Derrière ce titre évocateur (“sharp objects” peut se traduire littéralement par “objets tranchants”), un récit multigénérationnel qui place les femmes, torturées, sincères, au cœur de son intrigue, saupoudrée d’un thriller aussi percutant qu’angoissant. Amy Adams a délaissé le grand écran pour endosser le rôle de Camille Preaker, une reporter névrosée, rattrapée par les démons de son passé tandis qu’elle rentre au bercail pour couvrir les meurtres de deux adolescentes.
Comparée à True Detective en amont de sa diffusion, Sharp Objects s’est rapidement distancée de l’anthologie créée par Nic Pizzolatto. Si les deux œuvres partagent une même noirceur, le bijou de Gillian Flynn et Marti Noxon s’est affranchi du côté pesant de son aînée. Et, bien que chaque épisode soit suffocant à bien des égards, son visionnage se fait de manière plus fluide, grâce à des personnages justement façonnés qui nous fascinent tout de go.
Si la prestation d’Amy Adams se doit d’être saluée – et devrait lui valoir une poignée de nominations aux prochaines cérémonies –, la distribution entière de Sharp Objects est admirable. Patricia Clarkson, sous les traits de l’imprévisible et calculatrice Adora, réussit à insuffler ce qu’il faut d’humanité à son personnage pour le rendre intéressant. Quant aux jeunes comédien·ne·s, Eliza Scanlen en tête, jouissive dans la peau d’Amma, ils complètent avec brio ce casting trié sur le volet.
Visuellement, Sharp Objects est bluffante, grâce à la réalisation toujours léchée de Jean-Marc Vallée, qui nous en avait déjà mis plein les mirettes avec Big Little Lies l’an passé. Ici, le réal’ canadien se surpasse avec une photographie envoûtante. Il parvient à nous faire ressentir la moiteur du Missouri, par des plans serrés et une attention au détail saisissante. Vous l’aurez deviné, il est difficile de trouver des défauts à cette mini-série qui carbure aussi bien sur le fond que sur la forme.
Vendue à l’origine comme un thriller étouffant – et elle l’est, c’est évident -, Sharp Objects est bien plus que ça. Elle s’impose comme un portrait de femmes diamétralement opposées, et propose une radiographie de la violence au féminin assez inédite sur la petite lucarne. Tour à tour héroïne empathique et anti-héroïne frustrante, Camille Preaker est sans nul doute l’un des personnages les plus travaillés et nuancés de ces dernières années, toutes séries confondues.
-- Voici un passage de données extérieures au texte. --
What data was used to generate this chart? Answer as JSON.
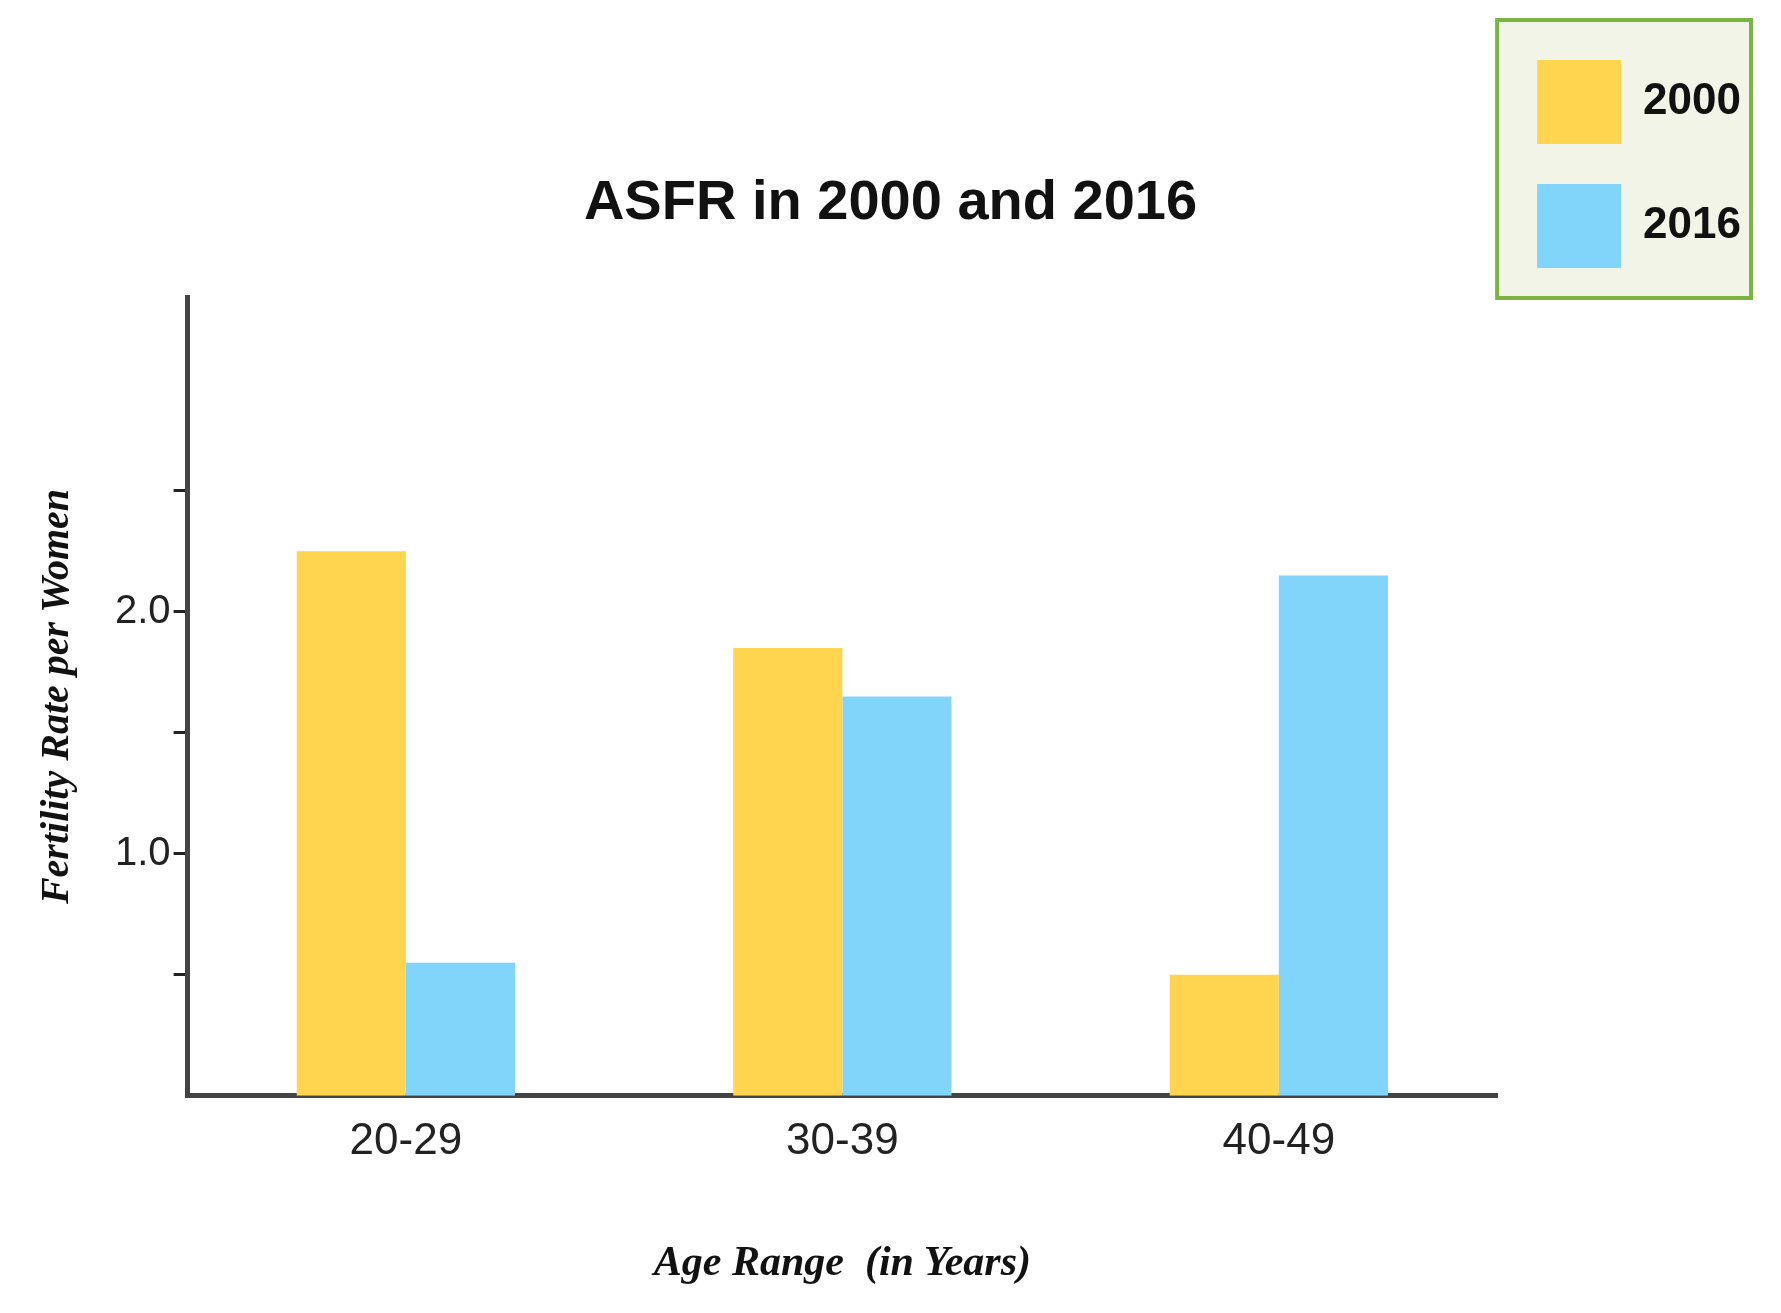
{
  "chart_data": {
    "type": "bar",
    "title": "ASFR in 2000 and 2016",
    "xlabel": "Age Range  (in Years)",
    "ylabel": "Fertility Rate per Women",
    "categories": [
      "20-29",
      "30-39",
      "40-49"
    ],
    "series": [
      {
        "name": "2000",
        "color": "#ffd54f",
        "values": [
          2.25,
          1.85,
          0.5
        ]
      },
      {
        "name": "2016",
        "color": "#81d4fa",
        "values": [
          0.55,
          1.65,
          2.15
        ]
      }
    ],
    "ylim": [
      0,
      3.3
    ],
    "yticks": [
      {
        "value": 0.5,
        "label": null
      },
      {
        "value": 1,
        "label": "1.0"
      },
      {
        "value": 1.5,
        "label": null
      },
      {
        "value": 2,
        "label": "2.0"
      },
      {
        "value": 2.5,
        "label": null
      }
    ],
    "grid": false,
    "legend": "top right"
  }
}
Sharp Objects explore avec brio la toxicité des rapports humains et les extrêmes que ceux-ci peuvent atteindre. Le dénouement de la série, haletant et mesuré à l’image des volets précédents, est suffisamment abouti pour nécessiter un éventuel second visionnage, ne serait-ce que pour mieux s’attarder sur les détails qu’on a pu survoler. Encore une fois, HBO a su prouver qu’elle pèse dans le game des productions ambitieuses et qu’elle est capable de mettre un casting quatre étoiles au service d’une intrigue prenante et réfléchie. En bref, on recommande, vivement.
L’unique saison de Sharp Objects est disponible dès maintenant à la demande sur OCS en France.